O estímulo para chamar os presbíteros para que orem pelo enfermo tem levado alguns a entenderem Tiago de forma errada, como se ele estivesse proibindo o uso de médicos ou práticas médicas. Infelizmente, tenho conhecido famílias que, desnecessariamente, perderam entes queridos para enfermidades e doenças que eram facilmente curáveis se tão somente tivessem contado com a ajuda de um médico ou utilizado práticas médicas comprovadas cientificamente. É uma pena que a interpretação e a aplicação errônea desse texto os tenha levado a crer que buscar tal ajuda significaria ser desobediente a Deus. Novamente, exegese tem consequências.

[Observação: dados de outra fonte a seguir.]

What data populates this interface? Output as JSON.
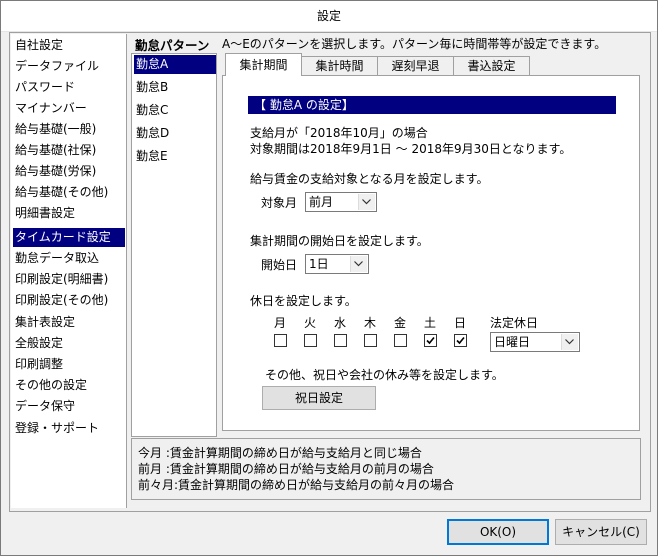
{
  "window": {
    "title": "設定"
  },
  "sidebar": {
    "items": [
      {
        "label": "自社設定",
        "selected": false
      },
      {
        "label": "データファイル",
        "selected": false
      },
      {
        "label": "パスワード",
        "selected": false
      },
      {
        "label": "マイナンバー",
        "selected": false
      },
      {
        "label": "給与基礎(一般)",
        "selected": false
      },
      {
        "label": "給与基礎(社保)",
        "selected": false
      },
      {
        "label": "給与基礎(労保)",
        "selected": false
      },
      {
        "label": "給与基礎(その他)",
        "selected": false
      },
      {
        "label": "明細書設定",
        "selected": false
      },
      {
        "label": "タイムカード設定",
        "selected": true
      },
      {
        "label": "勤怠データ取込",
        "selected": false
      },
      {
        "label": "印刷設定(明細書)",
        "selected": false
      },
      {
        "label": "印刷設定(その他)",
        "selected": false
      },
      {
        "label": "集計表設定",
        "selected": false
      },
      {
        "label": "全般設定",
        "selected": false
      },
      {
        "label": "印刷調整",
        "selected": false
      },
      {
        "label": "その他の設定",
        "selected": false
      },
      {
        "label": "データ保守",
        "selected": false
      },
      {
        "label": "登録・サポート",
        "selected": false
      }
    ]
  },
  "pattern": {
    "header": "勤怠パターン",
    "description": "A～Eのパターンを選択します。パターン毎に時間帯等が設定できます。",
    "items": [
      {
        "label": "勤怠A",
        "selected": true
      },
      {
        "label": "勤怠B",
        "selected": false
      },
      {
        "label": "勤怠C",
        "selected": false
      },
      {
        "label": "勤怠D",
        "selected": false
      },
      {
        "label": "勤怠E",
        "selected": false
      }
    ]
  },
  "tabs": [
    {
      "label": "集計期間",
      "active": true
    },
    {
      "label": "集計時間",
      "active": false
    },
    {
      "label": "遅刻早退",
      "active": false
    },
    {
      "label": "書込設定",
      "active": false
    }
  ],
  "panel": {
    "section_title": "【 勤怠A の設定】",
    "info_line1": "支給月が「2018年10月」の場合",
    "info_line2": "対象期間は2018年9月1日 ～ 2018年9月30日となります。",
    "month_prompt": "給与賃金の支給対象となる月を設定します。",
    "month_label": "対象月",
    "month_value": "前月",
    "startday_prompt": "集計期間の開始日を設定します。",
    "startday_label": "開始日",
    "startday_value": "1日",
    "holiday_prompt": "休日を設定します。",
    "weekdays": [
      {
        "label": "月",
        "checked": false
      },
      {
        "label": "火",
        "checked": false
      },
      {
        "label": "水",
        "checked": false
      },
      {
        "label": "木",
        "checked": false
      },
      {
        "label": "金",
        "checked": false
      },
      {
        "label": "土",
        "checked": true
      },
      {
        "label": "日",
        "checked": true
      }
    ],
    "legal_holiday_label": "法定休日",
    "legal_holiday_value": "日曜日",
    "other_prompt": "その他、祝日や会社の休み等を設定します。",
    "holiday_button": "祝日設定"
  },
  "notes": [
    "今月 :賃金計算期間の締め日が給与支給月と同じ場合",
    "前月 :賃金計算期間の締め日が給与支給月の前月の場合",
    "前々月:賃金計算期間の締め日が給与支給月の前々月の場合"
  ],
  "footer": {
    "ok": "OK(O)",
    "cancel": "キャンセル(C)"
  },
  "colors": {
    "selection": "#000080",
    "dialog_bg": "#f0f0f0",
    "default_button_border": "#0078d7"
  },
  "icons": {
    "combo": "chevron-down-icon",
    "checkbox": "check-icon"
  }
}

Enquanto interpretar de forma errada a Escritura pode prolongar desnecessariamente a enfermidade e até resultar em morte física, o maior perigo está naquilo que ela pode fazer à alma. Através da exegese errada, pessoas podem e têm sido levadas à morte eterna.
Há alguns anos atrás, um pastor carismático famoso nos Estados Unidos determinou que Deus havia dado a ele a revelação de que a Bíblia ensina que Jesus morreu para salvar todos os seres humanos, sem exceção. O pastor começou ensinando o universalismo, uma heresia que afirma que nenhuma pessoa se perderá na eternidade, quer se arrependam nesta vida ou não. Armado com essa ideia, ele foi às Escrituras e começou a reinterpretar, refazer a exegese e reaplicar muitos textos que ele havia ensinado anteriormente. Por exemplo, 1 Timóteo 4.9-10 diz: “Temos posto a nossa esperança no Deus vivo, Salvador de todos os homens, especialmente dos fiéis”. A partir dessa passagem, o pastor sugeriu que o plano de Deus é salvar todo ser humano, e não somente aqueles que creem nele.
Em uma entrevista, quando questionado sobre aqueles que deliberadamente pecam, rejeitam a Cristo e morrem impenitentes, o pastor foi a Filipenses 2.10-11: “Para que ao nome de Jesus se dobre todo joelho, nos céus, na terra e debaixo da terra, e toda língua confesse que Jesus Cristo é Senhor, para glória de Deus Pai”. Através da interpretação e aplicação erradas, esse pastor sugeriu que Paulo ensina que todos reconhecerão e aceitarão Jesus antes de morrerem ou depois. Ele afirmou: “Mesmo na vida após a morte alguns receberão a revelação de Jesus e serão inspirados pelo Espírito Santo para confessar seu senhorio”.
É desnecessário dizer que as consequências para essa interpretação e sua aplicação são desconcertantes. Não só a pregação do evangelho é inutilizada, mas o sofrimento pelo qual os apóstolos e a igreja passaram para pregar o evangelho foi em vão (Gl 3.4). Não existe ideia mais perigosa e prejudicial do que a ideia de que homens e mulheres não precisam ouvir o evangelho, se arrepender dos seus pecados e crer em Cristo para serem salvos. Exegese tem consequências. Algumas exegeses têm consequências eternamente desastrosas.
Todavia, assim como a exegese ruim tem consequências eternamente condenatórias, a exegese fiel tem consequências eternamente recompensadoras. 2 Timóteo 2.15 nos encoraja dizendo que aqueles que manejam bem a palavra da verdade não têm do que se envergonhar diante de Deus. Eles não se encolherão de vergonha quando apresentarem suas obras a Deus.
Portanto, se somos fiéis, então nós, assim como Paulo, buscamos manejar a palavra de Deus não enganosamente, mas com integridade e responsabilidade diante de Deus e de todos aqueles que a ouvem (2Co 4.2). Não devemos ser mercadores ou corruptores da Palavra de Deus (2Co 2.17). Ao contrário, pregamos Cristo e a fé nele. Devemos sempre lembrar que a nossa exegese tem consequências.